A veces, un coágulo de sangre en los brazos o piernas (llamado trombosis venosa profunda o TVP) puede viajar a los pulmones, formando un coágulo de sangre llamado embolia pulmonar (EP).

Para los pacientes que están en riesgo de TVP y no pueden tomar los medicamentos disponibles, hay otro tratamiento disponible. Los cirujanos pueden implantar un pequeño dispositivo metálico llamado filtro de vena cava inferior (IVC) que atrapa grandes fragmentos de coágulos y evita que viajen a través de la vena cava (una vena grande en el abdomen que lleva la sangre desde la parte inferior del cuerpo hacia el corazón).
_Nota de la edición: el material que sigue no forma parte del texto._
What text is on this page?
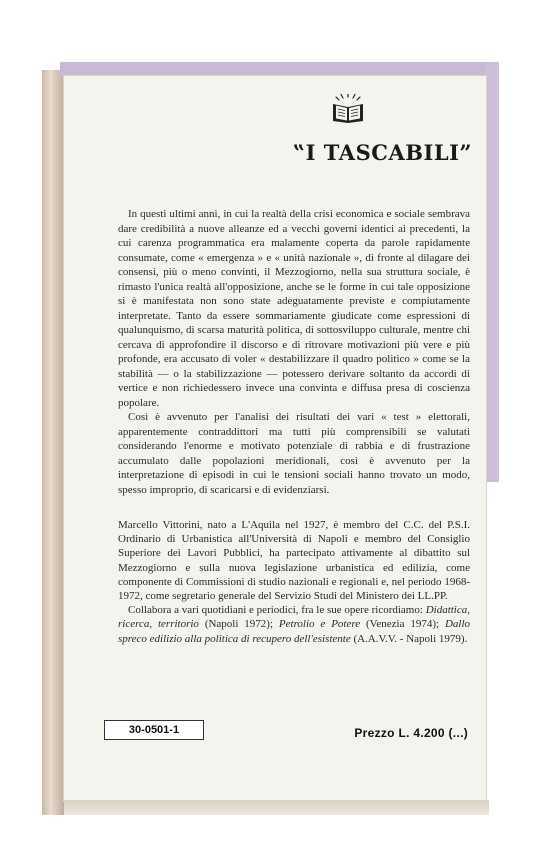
‟I TASCABILI”

In questi ultimi anni, in cui la realtà della crisi economica e sociale sembrava dare credibilità a nuove alleanze ed a vecchi governi identici ai precedenti, la cui carenza programmatica era malamente coperta da parole rapidamente consumate, come « emergenza » e « unità nazionale », di fronte al dilagare dei consensi, più o meno convinti, il Mezzogiorno, nella sua struttura sociale, è rimasto l'unica realtà all'opposizione, anche se le forme in cui tale opposizione si è manifestata non sono state adeguatamente previste e compiutamente interpretate. Tanto da essere sommariamente giudicate come espressioni di qualunquismo, di scarsa maturità politica, di sottosviluppo culturale, mentre chi cercava di approfondire il discorso e di ritrovare motivazioni più vere e più profonde, era accusato di voler « destabilizzare il quadro politico » come se la stabilità — o la stabilizzazione — potessero derivare soltanto da accordi di vertice e non richiedessero invece una convinta e diffusa presa di coscienza popolare.

Così è avvenuto per l'analisi dei risultati dei vari « test » elettorali, apparentemente contraddittori ma tutti più comprensibili se valutati considerando l'enorme e motivato potenziale di rabbia e di frustrazione accumulato dalle popolazioni meridionali, così è avvenuto per la interpretazione di episodi in cui le tensioni sociali hanno trovato un modo, spesso improprio, di scaricarsi e di evidenziarsi.

Marcello Vittorini, nato a L'Aquila nel 1927, è membro del C.C. del P.S.I. Ordinario di Urbanistica all'Università di Napoli e membro del Consiglio Superiore dei Lavori Pubblici, ha partecipato attivamente al dibattito sul Mezzogiorno e sulla nuova legislazione urbanistica ed edilizia, come componente di Commissioni di studio nazionali e regionali e, nel periodo 1968-1972, come segretario generale del Servizio Studi del Ministero dei LL.PP.

Collabora a vari quotidiani e periodici, fra le sue opere ricordiamo: Didattica, ricerca, territorio (Napoli 1972); Petrolio e Potere (Venezia 1974); Dallo spreco edilizio alla politica di recupero dell'esistente (A.A.V.V. - Napoli 1979).

30-0501-1	Prezzo L. 4.200 (...)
Estos filtros pueden permanecer en su lugar permanentemente o ser removidos dependiendo de la situación individual del paciente.

Terapias de venta libre

Si ha experimentado o corre el riesgo de un coágulo de sangre en sus piernas, su médico puede recomendarle que use calcetines elásticos especiales llamados medias de compresión . Estos pueden ayudar a aumentar el flujo de sangre de las piernas y de vuelta al corazón, y reducir el dolor y la hinchazón en las piernas o los brazos debido a vasos sanguíneos dañados, una afección conocida como síndrome posttrombótico. 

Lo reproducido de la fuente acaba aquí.